No Brasil temos alguns casos que notoriamente têm sido considerados não resolvidos, não necessariamente porque não tivessem suspeitos e até mesmo condenados, mas por razões relacionadas a controvérsias que extrapolaram o final das investigações e do próprio processo, como o caso PC Farias, o caso Isabella Nardoni e o caso do Maníaco do Parque, em São Paulo. Tais casos certamente nunca serão totalmente esclarecidos em todos seus detalhes e as razões são muitas, ligadas ao processo investigativo.

Nos Estados Unidos não faltam exemplos: o caso da Dália Negra, assassinato não resolvido de Elizabeth Short em 1947. É  um caso que fascina o público há décadas, assim como o não menos famoso caso do Assassino do Zodíaco, um serial killer que aterrorizou a área da Baía de São Francisco no final dos anos 1960 e início dos anos 1970.

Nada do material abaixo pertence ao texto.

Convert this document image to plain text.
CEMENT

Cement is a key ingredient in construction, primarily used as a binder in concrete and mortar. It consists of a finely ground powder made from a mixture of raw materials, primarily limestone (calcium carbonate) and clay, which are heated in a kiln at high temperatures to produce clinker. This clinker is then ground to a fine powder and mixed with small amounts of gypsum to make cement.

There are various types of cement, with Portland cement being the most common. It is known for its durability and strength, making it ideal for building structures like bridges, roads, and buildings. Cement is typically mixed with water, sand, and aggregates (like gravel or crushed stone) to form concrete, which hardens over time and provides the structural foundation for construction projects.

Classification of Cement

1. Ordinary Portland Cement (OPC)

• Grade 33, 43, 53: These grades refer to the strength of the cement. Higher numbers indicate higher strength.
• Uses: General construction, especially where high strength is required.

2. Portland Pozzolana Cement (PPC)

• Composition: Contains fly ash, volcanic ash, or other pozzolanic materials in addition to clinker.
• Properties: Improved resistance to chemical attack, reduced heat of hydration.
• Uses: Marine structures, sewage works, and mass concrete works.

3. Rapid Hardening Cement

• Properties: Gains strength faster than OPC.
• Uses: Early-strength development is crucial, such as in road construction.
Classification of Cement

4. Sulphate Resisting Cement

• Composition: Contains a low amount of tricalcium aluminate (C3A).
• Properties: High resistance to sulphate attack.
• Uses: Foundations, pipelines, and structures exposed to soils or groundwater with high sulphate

Dois temas correlacionados à questão dos casos arquivados no Brasil e que merecem consideração são a taxa de resolução de homicídios e o tema dos desaparecimentos. A taxa de resolução de homicídios no Brasil sempre foi um indicador preocupante, independentemente dos critérios utilizados na sua definição. Estimativas indicam que apenas cerca de 35% dos casos são esclarecidos, ou seja, 2 em cada 3 casos ficam sem solução. Já os desaparecimentos de pessoas alcançaram em 2023 um valor acima de 80 mil registros, dos quais muitos certamente estarão relacionados a homicídios e ocultações de corpos. Portanto, nossos “cold cases” são mais abundantes até que os casos resolvidos! Temos muito trabalho pela frente!